Kelly Stanley, senior director of clinical transformation at the Nashville, Tennessee-based Medalogix, has been named a 2021 Future Leader by Home Health Care News.

To become a Future Leader, an individual is nominated by their peers. The candidate must be a high-performing employee who is 40-years-old or younger, a passionate worker who knows how to put vision into action, and an advocate for seniors, and the committed professionals who ensure their well-being.

Stanley sat down with HHCN to talk about staffing concerns, the home health industry’s evolution and the future of in-home care.

HHCN: What drew you to this industry?

Stanley: Growing up, the one thing I knew with absolute certainty was that I would never go into anything health care-related.

But during college, I was pursuing a business degree in marketing, and I took a job caring for a woman with early-onset Alzheimer’s. She had this extraordinary daughter and son in law who took care of her at home, and hired students to supplement that one-to-one care for her around the clock. That was kind of it for me. I fell in love with patient care, and I started volunteering at a rural clinic. I more or less told myself that I’d use that business degree for a couple of years, and if I still felt that strongly about nursing, I would go back to school. And that’s what I did.

Eventually, I sort of stumbled into home health, and that just felt like home for me. And now, I’m as surprised as anyone that I’ve landed in the tech space of health care. But I had this really great opportunity to support the people who were doing the hands-on work of caring for patients in a really different way, and I took it.

What’s your biggest lesson learned since starting to work in this industry?

You will never be on the wrong side of a situation if you begin and end the conversation by asking, “How will this impact the patient?” And this is actually every bit as true now that I’m working for a data analytics company as it was when I was hands on at the bedside. Certainly, there will always be difficult business decisions to be made. And you have to keep the lights on.

But if in any situation, the answer to that question isn’t palatable, you must stop and regroup. Our industry is built on the trust of these people, these patients, and I think the consequences of forgetting that are ultimately insurmountable.
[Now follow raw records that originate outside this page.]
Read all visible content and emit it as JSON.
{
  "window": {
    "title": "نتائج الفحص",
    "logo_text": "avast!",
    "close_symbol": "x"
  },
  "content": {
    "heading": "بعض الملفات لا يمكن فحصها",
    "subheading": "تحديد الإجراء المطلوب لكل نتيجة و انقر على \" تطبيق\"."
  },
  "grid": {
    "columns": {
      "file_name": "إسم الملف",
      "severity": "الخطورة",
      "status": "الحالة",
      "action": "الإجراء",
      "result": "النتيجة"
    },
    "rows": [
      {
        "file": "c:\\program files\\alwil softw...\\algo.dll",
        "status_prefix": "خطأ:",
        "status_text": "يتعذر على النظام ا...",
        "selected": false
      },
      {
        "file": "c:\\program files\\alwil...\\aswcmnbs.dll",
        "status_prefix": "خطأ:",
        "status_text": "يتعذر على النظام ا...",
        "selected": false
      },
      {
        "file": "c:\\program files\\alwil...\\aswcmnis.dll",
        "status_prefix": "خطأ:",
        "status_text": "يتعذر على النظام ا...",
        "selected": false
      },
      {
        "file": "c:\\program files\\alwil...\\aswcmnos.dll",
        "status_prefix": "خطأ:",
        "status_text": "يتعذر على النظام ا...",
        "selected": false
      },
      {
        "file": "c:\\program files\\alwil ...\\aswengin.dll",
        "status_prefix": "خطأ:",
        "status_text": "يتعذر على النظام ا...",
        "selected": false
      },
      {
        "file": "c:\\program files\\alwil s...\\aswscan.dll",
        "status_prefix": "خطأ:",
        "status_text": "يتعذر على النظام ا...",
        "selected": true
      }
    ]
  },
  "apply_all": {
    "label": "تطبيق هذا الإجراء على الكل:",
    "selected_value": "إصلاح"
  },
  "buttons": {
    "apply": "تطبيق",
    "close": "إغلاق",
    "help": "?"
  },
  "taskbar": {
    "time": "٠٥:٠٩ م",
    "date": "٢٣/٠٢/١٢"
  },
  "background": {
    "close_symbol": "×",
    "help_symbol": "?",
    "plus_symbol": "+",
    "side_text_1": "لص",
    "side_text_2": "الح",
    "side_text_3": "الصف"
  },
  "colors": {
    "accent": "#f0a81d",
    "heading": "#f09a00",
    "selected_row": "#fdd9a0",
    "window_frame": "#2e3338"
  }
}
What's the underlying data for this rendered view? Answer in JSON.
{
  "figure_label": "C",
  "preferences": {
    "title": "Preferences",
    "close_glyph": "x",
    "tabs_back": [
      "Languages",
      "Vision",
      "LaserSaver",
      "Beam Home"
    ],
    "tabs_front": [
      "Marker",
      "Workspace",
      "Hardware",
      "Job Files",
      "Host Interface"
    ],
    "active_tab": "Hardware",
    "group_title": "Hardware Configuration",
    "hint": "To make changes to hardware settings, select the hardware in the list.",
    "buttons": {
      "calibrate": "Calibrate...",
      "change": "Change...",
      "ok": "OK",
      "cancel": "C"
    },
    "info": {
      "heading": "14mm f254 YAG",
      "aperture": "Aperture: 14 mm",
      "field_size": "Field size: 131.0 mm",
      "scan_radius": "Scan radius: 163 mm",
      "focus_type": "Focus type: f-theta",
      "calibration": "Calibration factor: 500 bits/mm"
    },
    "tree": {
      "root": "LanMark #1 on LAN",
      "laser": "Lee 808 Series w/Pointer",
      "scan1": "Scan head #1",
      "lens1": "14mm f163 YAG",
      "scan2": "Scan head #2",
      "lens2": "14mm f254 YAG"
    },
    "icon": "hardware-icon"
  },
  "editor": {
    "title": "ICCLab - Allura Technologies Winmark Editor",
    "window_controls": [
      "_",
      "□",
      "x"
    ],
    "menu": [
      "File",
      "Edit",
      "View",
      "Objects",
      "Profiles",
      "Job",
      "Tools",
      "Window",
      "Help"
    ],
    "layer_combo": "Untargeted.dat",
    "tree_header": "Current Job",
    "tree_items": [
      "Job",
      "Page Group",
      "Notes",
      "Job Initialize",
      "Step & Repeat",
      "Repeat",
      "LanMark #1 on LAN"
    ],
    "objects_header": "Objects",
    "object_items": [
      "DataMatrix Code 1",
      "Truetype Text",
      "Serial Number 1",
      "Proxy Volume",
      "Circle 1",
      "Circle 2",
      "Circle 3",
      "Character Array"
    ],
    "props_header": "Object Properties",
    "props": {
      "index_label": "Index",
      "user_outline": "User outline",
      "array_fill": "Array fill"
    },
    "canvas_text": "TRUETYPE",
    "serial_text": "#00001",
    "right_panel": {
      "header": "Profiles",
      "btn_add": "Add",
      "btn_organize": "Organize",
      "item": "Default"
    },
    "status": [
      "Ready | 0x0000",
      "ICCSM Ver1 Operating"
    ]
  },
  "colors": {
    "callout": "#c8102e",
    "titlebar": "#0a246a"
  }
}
If you could change one thing with an eye toward the future of home-based care, what would it be?

I would love to see a greater focus on staff retention. Well beyond health care, just as a larger sort of society, we were super ill-equipped to deal with a pandemic. So this is no slight to the industry.

But I think COVID really just magnified an existing issue, which is that this business is built on people taking care of people. It’s very intense work that nurses, therapists, aides and operators do on a daily basis, and it goes so much deeper than the medical care that they provide. I think that most people who embrace this kind of work already feel an extraordinary sense of accountability. That can just become really heavy, even in the best of times.

Some of this is specific to the pandemic, of course, but some of it I honestly believe is just an accumulation of stress that was probably building long before COVID. So I hope to see just an intentional effort to really understand what it will take to keep the people – who came to this work because they love it – from leaving.

In a word, how would you describe the future of home-based care?

I think it’s “promising.”

I believe that we are getting closer to truly putting the things in place that we need to in order to care for more and more patients at home. And I think we’re really getting more intentional about making that a reality. It’s felt like a very distant goal for a long time, and I suppose it’s starting to feel more tangible now.

If you could give advice to yourself looking back to your first day in the industry, what would it be and why?

Hire and surround yourself with people who are smarter than you. Seek out people who intimidate you and learn everything you can from them. Don’t let your ego get in the way.